Un établissement scolaire allemand a demandé à ses enseignants de relever le nom des élèves musulmans en train de prier, jugeant la pratique «provocante». L'initiative a relancé la controverse sur la neutralité religieuse à l'école en Allemagne.

Le lycée Johannes Rau de la ville de Wuppertal, dans l'ouest de l'Allemagne, a décidé de faire respecter la laïcité et la neutralité religieuse dans son enceinte. Constatant une augmentation des prières musulmanes, et jugeant la pratique «provocante», l'établissement scolaire allemand a demandé à ses enseignants de rapporter les cas d'élèves musulmans en train de prier.

Le quotidien allemand Der Westen a pu se procurer la circulaire rédigée le 16 février à l'intention des professeurs et qui appelle ces derniers à la vigilance.

«Depuis plusieurs semaines, nous avons observé, de plus en plus souvent, que des élèves, filles et garçons, priaient dans l'enceinte de l'établissement, de façon à le montrer aux autres, notamment en effectuant des ablutions dans les toilettes ou en déroulant des tapis de prière», constate le proviseur du lycée dans la lettre, précisant : «Ce n'est pas autorisé».

L'équipe enseignante est en outre désormais tenue d'identifier les élèves et de faire remonter les informations à l'administration du lycée. La lettre recommande toutefois dans un premier temps de rappeler ces élèves à l'ordre avec «tact».

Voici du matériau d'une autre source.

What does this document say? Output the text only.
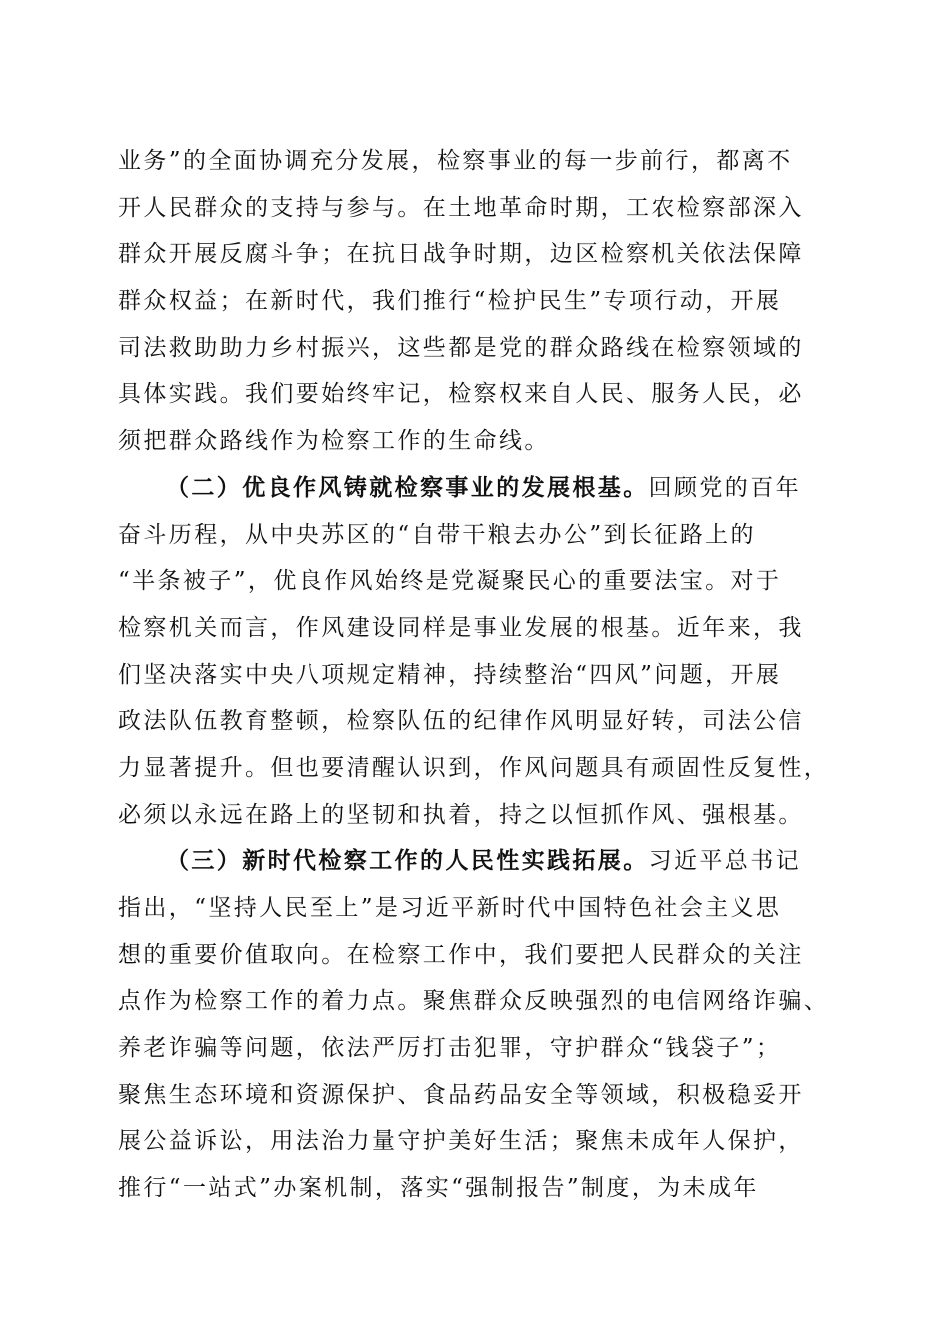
业务”的全面协调充分发展，检察事业的每一步前行，都离不
开人民群众的支持与参与。在土地革命时期，工农检察部深入
群众开展反腐斗争；在抗日战争时期，边区检察机关依法保障
群众权益；在新时代，我们推行“检护民生”专项行动，开展
司法救助助力乡村振兴，这些都是党的群众路线在检察领域的
具体实践。我们要始终牢记，检察权来自人民、服务人民，必
须把群众路线作为检察工作的生命线。
（二）优良作风铸就检察事业的发展根基。回顾党的百年
奋斗历程，从中央苏区的“自带干粮去办公”到长征路上的
“半条被子”，优良作风始终是党凝聚民心的重要法宝。对于
检察机关而言，作风建设同样是事业发展的根基。近年来，我
们坚决落实中央八项规定精神，持续整治“四风”问题，开展
政法队伍教育整顿，检察队伍的纪律作风明显好转，司法公信
力显著提升。但也要清醒认识到，作风问题具有顽固性反复性，
必须以永远在路上的坚韧和执着，持之以恒抓作风、强根基。
（三）新时代检察工作的人民性实践拓展。习近平总书记
指出，“坚持人民至上”是习近平新时代中国特色社会主义思
想的重要价值取向。在检察工作中，我们要把人民群众的关注
点作为检察工作的着力点。聚焦群众反映强烈的电信网络诈骗、
养老诈骗等问题，依法严厉打击犯罪，守护群众“钱袋子”；
聚焦生态环境和资源保护、食品药品安全等领域，积极稳妥开
展公益诉讼，用法治力量守护美好生活；聚焦未成年人保护，
推行“一站式”办案机制，落实“强制报告”制度，为未成年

L'initiative a suscité un tollé dans la région de Rhénanie-du-Nord-Westphalie, notamment sur les réseaux sociaux. Certains utilisateurs, indignés, en concluent ainsi que la liberté religieuse serait illusoire en Allemagne. «Pourquoi ne peuvent-ils pas prier ?», s'étonne un utilisateur de Facebook cité par la Deutsche Welle, «ici, dans un pays si profondément religieux, devenu aussi tolérant et ouvert aujourd'hui».

Un autre internaute s'indigne : «C'est ça la liberté religieuse en Allemagne».

Le multiculturalisme allemand en question

La controverse a même dépassé les frontières de l'Allemagne. «Comme c'est méchant de la part de l'Allemagne», s'indigne un utilisateur de Twitter, «les faire venir puis les empêcher de prier, j'espère qu'ils réclament tous une indemnisation».

L'existence de cette lettre a été confirmée et assumée par le rectorat de Rhénanie-du-Nord-Westphalie, qui souligne que la circulaire ne concerne que les prières «ostentatoires». «L'interdiction de prier de façon provocante dans une école publique vise à encourager une coexistence pacifique et d'assurer la paix scolaire» et s'appuie précisément sur des considérations de liberté religieuse, passant avant tout par le respect de la neutralité.

La question de la place de l'islam dans la société est devenue centrale dans le débat public en Allemagne, alors que les élections législatives se tiendront en septembre.

La vague d'agressions sexuelles, notamment à Cologne le 1er janvier 2016, puis les attentats de l'été 2016 ainsi que l'attaque au camion du marché de Noël de Breitscheidplatz à Berlin en décembre, ont provoqué un véritable électrochoc dans la population. L'implication de migrants dans ces événements a eu pour conséquence une remise en cause du modèle «multiculturel» allemand et l'exacerbation du clivage entre opposants et partisans de l'accueil sans limite des immigrés.